Another recommendation was that the species of wood was paramount,
with several specific species recommended over all others. That advice was also rejected as one manufacturor only wanted to use whatever he could obtain most economically.
When it was said that BP shooters demanded a better product, Often the reply was to the effect of "they'll take whatever we make or have none at all."
I could wax eloquent at nauseating length regarding the numerous "simple fixes" that were rejected for reasons ranging from "too costly" to "what does he know"... :-(
As a result, Mr. Knight no longer bothers to "cast his pearls before swine" and only participates in select forums. When he does choose to post, and an equally learned colleague engages him in some esoteric discusion (for example, regarding early experiments in measuring pressure curves) the resulting thread is like a golden lecture from a NASA scientist on rocket design.
One of the finest and least fouling of powders is Swiss, which if I recall correctly uses debarked Buckthorn Alder, and they are practically fanatical regarding their charcoal. Even that powder does not compare with the finest grades of powder that were produced in 1890 (as Mr Ideal Tool points out)
Bill has experimented with quite a number of different wood types, even the same species grown in different geographical regions. Type of wood is absolutely critical, as well as climate and region, since we are in fact dealing with the porosity of different species, and organic chemistry of the saps, sugars, and other organic and inorganic materials in the wood. Even the discrete size of the sticks, manner of stacking, charcoal cooking temperature, and length of cooking are important in the end result of a quality charcoal .

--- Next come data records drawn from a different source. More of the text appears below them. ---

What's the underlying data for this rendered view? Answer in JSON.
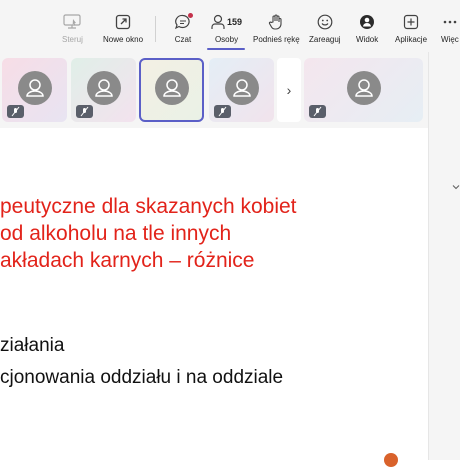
{
  "toolbar": {
    "items": [
      {
        "label": "Steruj",
        "icon": "share-screen-icon",
        "disabled": true
      },
      {
        "label": "Nowe okno",
        "icon": "new-window-icon"
      },
      {
        "label": "Czat",
        "icon": "chat-icon"
      },
      {
        "label": "Osoby",
        "icon": "people-icon",
        "count": "159"
      },
      {
        "label": "Podnieś rękę",
        "icon": "raise-hand-icon"
      },
      {
        "label": "Zareaguj",
        "icon": "react-icon"
      },
      {
        "label": "Widok",
        "icon": "view-icon"
      },
      {
        "label": "Aplikacje",
        "icon": "apps-icon"
      },
      {
        "label": "Więc",
        "icon": "more-icon"
      }
    ]
  },
  "strip": {
    "next_label": "›"
  },
  "slide": {
    "title_lines": [
      "peutyczne dla skazanych kobiet",
      "od alkoholu na tle innych",
      "akładach karnych – różnice"
    ],
    "bullets": [
      "ziałania",
      "cjonowania oddziału i na oddziale"
    ]
  },
  "colors": {
    "accent": "#5b5fc7",
    "title_red": "#e2231a",
    "avatar_gray": "#8a8a8a"
  }
}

>Ok, so if the current Goex powder is so inferior as to be something only a
> few people would want, and it's so easy to make that one guy makes it
>himself, why isn't this vastly superior, easily produced powder on the
> market, putting Goex out of business?
It is simply the market forces involved. Please remember that the North American commercial market for BP is a mere fraction of the Military and Defense Market which has little care about "moist fouling" and fine residue as prized by small arms hobbiests.